Флагманом этих сил в борьбе против либерализации административно-правоохранительной политики, естественно, являлись партийные органы. Ими ставился под сомнение весь курс в целом, а также подвергался критике ряд руководителей суда, прокуратуры, активно проводивших его в повседневной практике. Дело доходило до серьезных конфликтов. К примеру, секретарь Новосибирского обкома партии Кобелев направил в отдел административных органов ЦК КПСС по РСФСР специальное послание (16 апреля 1958 г.). В нем он сообщал, как бюро Новосибирского обкома, обсудив вопрос «О работе судебных органов области», установило, что некоторые судьи допускали либеральное отношение к преступникам, все большее число которых благодаря мягким приговорам оставалось на свободе или получали незначительные меры наказания.

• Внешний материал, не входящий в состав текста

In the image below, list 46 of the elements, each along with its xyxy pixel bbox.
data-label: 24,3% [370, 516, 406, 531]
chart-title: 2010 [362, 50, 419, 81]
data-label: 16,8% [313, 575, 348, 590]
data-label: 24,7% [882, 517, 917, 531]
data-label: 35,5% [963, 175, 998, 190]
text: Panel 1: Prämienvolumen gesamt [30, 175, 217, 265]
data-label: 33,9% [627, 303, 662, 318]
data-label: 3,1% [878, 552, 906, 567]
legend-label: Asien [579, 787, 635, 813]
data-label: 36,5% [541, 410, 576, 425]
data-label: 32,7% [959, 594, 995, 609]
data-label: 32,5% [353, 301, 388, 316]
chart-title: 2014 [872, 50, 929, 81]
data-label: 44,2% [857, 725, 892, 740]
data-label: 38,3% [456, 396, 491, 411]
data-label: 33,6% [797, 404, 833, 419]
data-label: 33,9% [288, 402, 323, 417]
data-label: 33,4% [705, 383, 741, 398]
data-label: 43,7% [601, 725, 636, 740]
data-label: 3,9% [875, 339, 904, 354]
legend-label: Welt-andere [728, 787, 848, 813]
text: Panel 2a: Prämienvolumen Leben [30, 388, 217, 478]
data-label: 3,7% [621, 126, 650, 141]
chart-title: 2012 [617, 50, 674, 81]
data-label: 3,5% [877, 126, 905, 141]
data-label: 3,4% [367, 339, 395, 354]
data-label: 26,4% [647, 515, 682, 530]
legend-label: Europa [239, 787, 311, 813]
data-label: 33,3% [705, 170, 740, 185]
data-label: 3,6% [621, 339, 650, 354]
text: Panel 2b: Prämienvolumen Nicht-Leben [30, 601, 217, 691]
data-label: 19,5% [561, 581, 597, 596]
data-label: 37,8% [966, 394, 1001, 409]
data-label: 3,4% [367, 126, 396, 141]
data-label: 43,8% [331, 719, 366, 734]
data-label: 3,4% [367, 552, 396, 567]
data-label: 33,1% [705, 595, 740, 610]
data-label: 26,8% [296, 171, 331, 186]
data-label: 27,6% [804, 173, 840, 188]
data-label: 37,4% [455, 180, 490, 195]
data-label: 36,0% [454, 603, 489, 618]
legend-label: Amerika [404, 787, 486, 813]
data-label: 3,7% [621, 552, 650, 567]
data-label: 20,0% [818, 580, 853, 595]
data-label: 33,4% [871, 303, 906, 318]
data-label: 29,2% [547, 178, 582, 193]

Такая практика признавалась вредной, не способствующей укреплению социалистической законности. Бюро обкома партии вскрыло, что причиной этого стало неправильное отношение к рассмотрению этих дел в Верховном Суде РСФСР, который систематически снижал меры наказания, вносил в областной суд протесты, в которых совершенно необоснованно требовал смягчения приговоров. Как выяснилось, во всех этих действиях был виноват заместитель председателя Верховного Суда Токарев, поэтому секретарь обкома просил ЦК КПСС обратить внимание руководства Верховного Суда на недопустимость ориентировать нижестоящие суды на снижение карательной практики и необоснованный либерализм.[743] В ответ на эти выпады Верховный Суд РСФСР направил в отдел административных органов ЦК справку за подписью Токарева, где говорилось, что «утверждение в письме секретаря Новосибирского обкома КПСС Кобелева… является необоснованным, что Верховный Суд правильно ориентировал Новосибирский областной суд в отношении применения наказаний за те или иные преступления, что расхождение мнений по отдельным конкретным делам возможно. Однако его надлежит разрешать в порядке деловых обсуждений, а не в форме общих отвлеченных утверждений, явно несостоятельных, не подтвержденных конкретным анализом материалов того или иного дела».[744]